Government to clampdown on ‘politicised historical institute’?

The governing coalition in Poland wants to amend the Act on the National Remembrance Institute (IPN), accusing it of acting as a an organ of ‘political revenge’.

The political turmoil following the publication of a controversial biography of Lech Walesa, Communist services and Lech Walesa: A contribution to a Biography by two historians from the Institute of National Remembrance has inspired the government to consider making changes to the law regulating the powers of the IPN, a historical institute set up to investigate crimes against Poland during the Nazi and communist period, though its critics say that it has a radical rightwing political agenda.

Coalition politicians are said to have already commissioned expert opinion regarding a possible direction for making amendments to the existing law.

“We want to make the law more consistent, so that there are no more publications aimed at political revenge,” Stanislaw Zelichowski from the junior coalition partner, the Polish Peasant’s Party (PSL) told the TVN24 news channel.

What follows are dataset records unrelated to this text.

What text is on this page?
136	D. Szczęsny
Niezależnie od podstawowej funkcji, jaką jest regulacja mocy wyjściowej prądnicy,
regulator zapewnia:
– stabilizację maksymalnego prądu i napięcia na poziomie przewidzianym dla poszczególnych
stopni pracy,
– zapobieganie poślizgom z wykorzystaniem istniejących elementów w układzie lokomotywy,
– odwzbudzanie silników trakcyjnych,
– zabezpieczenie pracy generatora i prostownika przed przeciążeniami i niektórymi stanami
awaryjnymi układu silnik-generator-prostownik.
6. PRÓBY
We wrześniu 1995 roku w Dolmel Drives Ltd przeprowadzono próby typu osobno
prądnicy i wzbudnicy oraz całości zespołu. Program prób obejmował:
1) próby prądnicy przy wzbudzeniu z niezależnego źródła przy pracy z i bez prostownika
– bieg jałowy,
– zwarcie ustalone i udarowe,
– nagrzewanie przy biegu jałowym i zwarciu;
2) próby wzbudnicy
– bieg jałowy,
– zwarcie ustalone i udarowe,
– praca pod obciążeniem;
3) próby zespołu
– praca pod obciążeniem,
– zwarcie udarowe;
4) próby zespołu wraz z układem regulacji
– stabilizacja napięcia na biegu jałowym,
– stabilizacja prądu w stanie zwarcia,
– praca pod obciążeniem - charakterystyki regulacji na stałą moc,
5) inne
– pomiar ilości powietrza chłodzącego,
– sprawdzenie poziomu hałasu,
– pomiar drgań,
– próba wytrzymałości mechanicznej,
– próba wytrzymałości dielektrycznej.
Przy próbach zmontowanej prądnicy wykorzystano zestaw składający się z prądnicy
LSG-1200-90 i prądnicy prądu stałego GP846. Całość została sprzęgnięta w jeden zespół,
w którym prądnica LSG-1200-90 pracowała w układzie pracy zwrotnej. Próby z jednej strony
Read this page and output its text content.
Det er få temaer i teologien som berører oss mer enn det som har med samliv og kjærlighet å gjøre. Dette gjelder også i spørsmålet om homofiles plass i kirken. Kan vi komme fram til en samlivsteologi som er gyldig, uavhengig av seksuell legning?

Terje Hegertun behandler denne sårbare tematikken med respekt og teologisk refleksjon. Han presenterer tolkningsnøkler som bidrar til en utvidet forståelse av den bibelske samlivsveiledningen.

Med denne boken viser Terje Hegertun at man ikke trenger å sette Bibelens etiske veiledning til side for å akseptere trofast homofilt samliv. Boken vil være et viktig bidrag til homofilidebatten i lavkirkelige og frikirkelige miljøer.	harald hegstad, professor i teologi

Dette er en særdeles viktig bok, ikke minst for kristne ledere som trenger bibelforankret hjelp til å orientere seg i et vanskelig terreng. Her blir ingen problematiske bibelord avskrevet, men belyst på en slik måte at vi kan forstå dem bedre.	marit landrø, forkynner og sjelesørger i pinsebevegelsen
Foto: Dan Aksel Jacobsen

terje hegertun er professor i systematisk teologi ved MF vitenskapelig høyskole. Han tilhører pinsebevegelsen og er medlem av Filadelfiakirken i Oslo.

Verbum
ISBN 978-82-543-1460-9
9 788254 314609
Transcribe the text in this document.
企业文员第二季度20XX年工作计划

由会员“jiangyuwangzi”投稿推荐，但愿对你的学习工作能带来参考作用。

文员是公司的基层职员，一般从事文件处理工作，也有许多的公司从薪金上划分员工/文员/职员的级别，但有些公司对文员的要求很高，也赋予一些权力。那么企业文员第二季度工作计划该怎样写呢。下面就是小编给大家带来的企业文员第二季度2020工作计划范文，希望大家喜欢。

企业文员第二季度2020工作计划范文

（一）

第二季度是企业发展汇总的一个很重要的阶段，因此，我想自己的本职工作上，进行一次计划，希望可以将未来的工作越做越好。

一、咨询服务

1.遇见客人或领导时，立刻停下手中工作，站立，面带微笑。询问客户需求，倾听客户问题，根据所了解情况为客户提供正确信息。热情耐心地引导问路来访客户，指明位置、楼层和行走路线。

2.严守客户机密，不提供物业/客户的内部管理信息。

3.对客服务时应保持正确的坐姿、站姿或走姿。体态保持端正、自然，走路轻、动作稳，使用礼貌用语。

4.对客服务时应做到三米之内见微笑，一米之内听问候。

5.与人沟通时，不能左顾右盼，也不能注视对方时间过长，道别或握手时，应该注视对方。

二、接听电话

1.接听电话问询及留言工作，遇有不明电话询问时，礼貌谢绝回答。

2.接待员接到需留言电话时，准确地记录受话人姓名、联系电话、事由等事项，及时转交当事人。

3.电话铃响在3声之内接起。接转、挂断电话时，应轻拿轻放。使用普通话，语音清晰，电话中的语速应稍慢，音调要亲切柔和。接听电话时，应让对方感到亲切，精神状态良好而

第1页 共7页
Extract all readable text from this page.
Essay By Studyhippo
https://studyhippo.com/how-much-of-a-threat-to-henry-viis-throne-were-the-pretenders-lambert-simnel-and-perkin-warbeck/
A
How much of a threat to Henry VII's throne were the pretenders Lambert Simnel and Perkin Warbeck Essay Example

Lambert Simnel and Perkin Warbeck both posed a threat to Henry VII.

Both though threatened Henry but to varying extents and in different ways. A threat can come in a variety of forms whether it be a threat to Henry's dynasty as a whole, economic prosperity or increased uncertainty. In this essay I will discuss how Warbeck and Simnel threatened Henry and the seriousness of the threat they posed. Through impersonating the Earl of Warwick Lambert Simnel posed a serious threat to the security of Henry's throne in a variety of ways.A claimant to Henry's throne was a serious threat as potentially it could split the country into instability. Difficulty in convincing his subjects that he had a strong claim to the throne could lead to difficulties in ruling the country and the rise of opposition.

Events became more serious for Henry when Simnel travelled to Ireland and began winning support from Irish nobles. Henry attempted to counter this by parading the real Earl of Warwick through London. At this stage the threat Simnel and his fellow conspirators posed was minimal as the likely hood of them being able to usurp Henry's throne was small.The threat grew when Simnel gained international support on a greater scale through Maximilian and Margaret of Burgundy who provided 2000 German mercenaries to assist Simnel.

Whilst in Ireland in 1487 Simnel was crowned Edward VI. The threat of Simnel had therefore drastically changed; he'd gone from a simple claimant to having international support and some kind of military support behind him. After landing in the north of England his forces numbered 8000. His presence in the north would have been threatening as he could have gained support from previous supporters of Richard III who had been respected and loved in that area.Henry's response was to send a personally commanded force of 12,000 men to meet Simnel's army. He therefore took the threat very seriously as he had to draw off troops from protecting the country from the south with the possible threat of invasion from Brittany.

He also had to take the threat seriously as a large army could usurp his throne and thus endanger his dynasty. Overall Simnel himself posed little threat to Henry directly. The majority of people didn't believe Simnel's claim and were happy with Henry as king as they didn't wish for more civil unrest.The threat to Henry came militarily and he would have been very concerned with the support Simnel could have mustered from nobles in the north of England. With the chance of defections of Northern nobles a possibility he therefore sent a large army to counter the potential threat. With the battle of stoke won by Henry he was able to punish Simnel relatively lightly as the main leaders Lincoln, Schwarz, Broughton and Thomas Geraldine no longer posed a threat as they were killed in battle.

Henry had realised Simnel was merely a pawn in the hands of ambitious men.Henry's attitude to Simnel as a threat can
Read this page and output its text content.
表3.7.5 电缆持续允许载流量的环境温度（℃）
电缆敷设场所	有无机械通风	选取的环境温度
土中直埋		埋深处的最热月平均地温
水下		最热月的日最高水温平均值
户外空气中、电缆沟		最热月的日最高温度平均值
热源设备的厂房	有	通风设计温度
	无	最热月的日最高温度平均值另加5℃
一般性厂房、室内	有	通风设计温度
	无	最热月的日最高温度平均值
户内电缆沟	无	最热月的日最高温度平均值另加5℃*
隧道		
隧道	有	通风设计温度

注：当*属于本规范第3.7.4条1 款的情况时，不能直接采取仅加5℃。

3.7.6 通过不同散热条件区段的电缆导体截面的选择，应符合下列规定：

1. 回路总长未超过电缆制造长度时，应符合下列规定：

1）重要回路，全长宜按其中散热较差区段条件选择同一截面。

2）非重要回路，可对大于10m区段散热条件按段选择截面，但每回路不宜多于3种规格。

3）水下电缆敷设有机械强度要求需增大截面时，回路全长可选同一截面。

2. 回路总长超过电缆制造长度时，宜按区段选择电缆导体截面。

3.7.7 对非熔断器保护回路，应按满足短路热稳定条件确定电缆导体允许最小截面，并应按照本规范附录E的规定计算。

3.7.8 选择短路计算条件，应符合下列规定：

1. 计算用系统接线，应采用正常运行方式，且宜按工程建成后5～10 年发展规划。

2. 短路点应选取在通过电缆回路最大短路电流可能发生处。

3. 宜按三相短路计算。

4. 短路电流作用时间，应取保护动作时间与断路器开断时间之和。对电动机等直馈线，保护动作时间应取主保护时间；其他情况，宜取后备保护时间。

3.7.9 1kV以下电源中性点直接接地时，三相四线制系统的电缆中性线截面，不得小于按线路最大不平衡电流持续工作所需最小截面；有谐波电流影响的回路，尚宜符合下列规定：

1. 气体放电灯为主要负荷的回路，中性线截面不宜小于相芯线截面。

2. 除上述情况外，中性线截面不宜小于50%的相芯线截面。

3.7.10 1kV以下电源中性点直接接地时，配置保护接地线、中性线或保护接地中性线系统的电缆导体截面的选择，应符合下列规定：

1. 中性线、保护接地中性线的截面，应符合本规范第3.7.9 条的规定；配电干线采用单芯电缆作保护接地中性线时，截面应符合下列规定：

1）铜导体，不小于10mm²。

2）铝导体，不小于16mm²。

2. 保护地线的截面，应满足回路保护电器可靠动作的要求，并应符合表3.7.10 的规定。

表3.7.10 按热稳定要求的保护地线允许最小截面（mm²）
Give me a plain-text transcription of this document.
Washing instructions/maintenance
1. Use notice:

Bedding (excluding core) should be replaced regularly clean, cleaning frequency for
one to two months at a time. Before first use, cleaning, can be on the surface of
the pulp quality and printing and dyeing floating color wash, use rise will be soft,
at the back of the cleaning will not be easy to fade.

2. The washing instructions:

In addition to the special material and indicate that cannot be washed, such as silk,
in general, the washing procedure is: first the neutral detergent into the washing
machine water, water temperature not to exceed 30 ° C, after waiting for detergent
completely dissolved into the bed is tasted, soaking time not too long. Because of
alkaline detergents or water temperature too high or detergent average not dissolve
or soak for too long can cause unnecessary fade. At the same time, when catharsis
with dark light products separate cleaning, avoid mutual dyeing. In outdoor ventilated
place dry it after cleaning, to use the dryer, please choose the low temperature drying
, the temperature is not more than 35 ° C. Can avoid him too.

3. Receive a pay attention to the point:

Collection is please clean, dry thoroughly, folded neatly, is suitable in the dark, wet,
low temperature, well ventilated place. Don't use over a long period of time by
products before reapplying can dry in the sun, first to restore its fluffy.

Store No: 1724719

Zelichowski refused to reveal if the new draft amendment would strip IPN of its investigative powers regarding the vetting procedure of politicians and public officials and reduce it to merely a national archive and historical research institute.

Politicians from the senior coalition partner, Civic Platform (PO), are also convinced that IPN should undergo reform.

“IPN has failed in its current form. Its role is to study history and not to pass judgments. Changes in IPN are inevitable,” said MP Grzegorz Dolniak (PO).

If a new law is to be passed by the Lower House, the ruling coalition will have to count on support from the opposition, leftwing Democratic Left Alliance (SLD) in order to overrule a likely Presidential veto.

“If the changes go in the right direction, we will support [the government in parliament],” Ryszard Kalisz (SLD) told TVN24.

Michal Kaminski, minister from the Presidential Chancellery, told Polish Radio this morning that President Lech Kaczynski would indeed veto any move to strip IPN of its investigative powers. He claimed that the government was the one trying to politicise the institute, not politicians loyal to Kaczynski and the largest opposition party, Law and Justice.

But the government and opposition parties from the left argue that the allegations made against Lech Walesa in the book released yesterday, claiming that the ex-Solidarity trade union leader collaborated with communist secret services, is merely an attempt to discredit him in a revenge attack by politicians loyal to the Kaczynski brothers, who, though also from the Solidarity movement, have been at loggerheads with Walesa since he was president in the first half of the 1990s..

The Institute of National Remembrance - Commission of the Prosecution of Crimes against the Polish Nation (IPN) was established by the Polish Parliament on December 18, 1998 and began to operate in July 2000. The Institute is headed by a Chairman whose post is independent of the state authorities. The IPN Chairman is elected for a five-year term.

According to IPN’s statute, its primary mission is to preserve the memory of the losses suffered by the Polish Nation during WWII and the Communist era, as well as Polish citizens' efforts to fight for an independent Polish State, in defence of freedom and human dignity.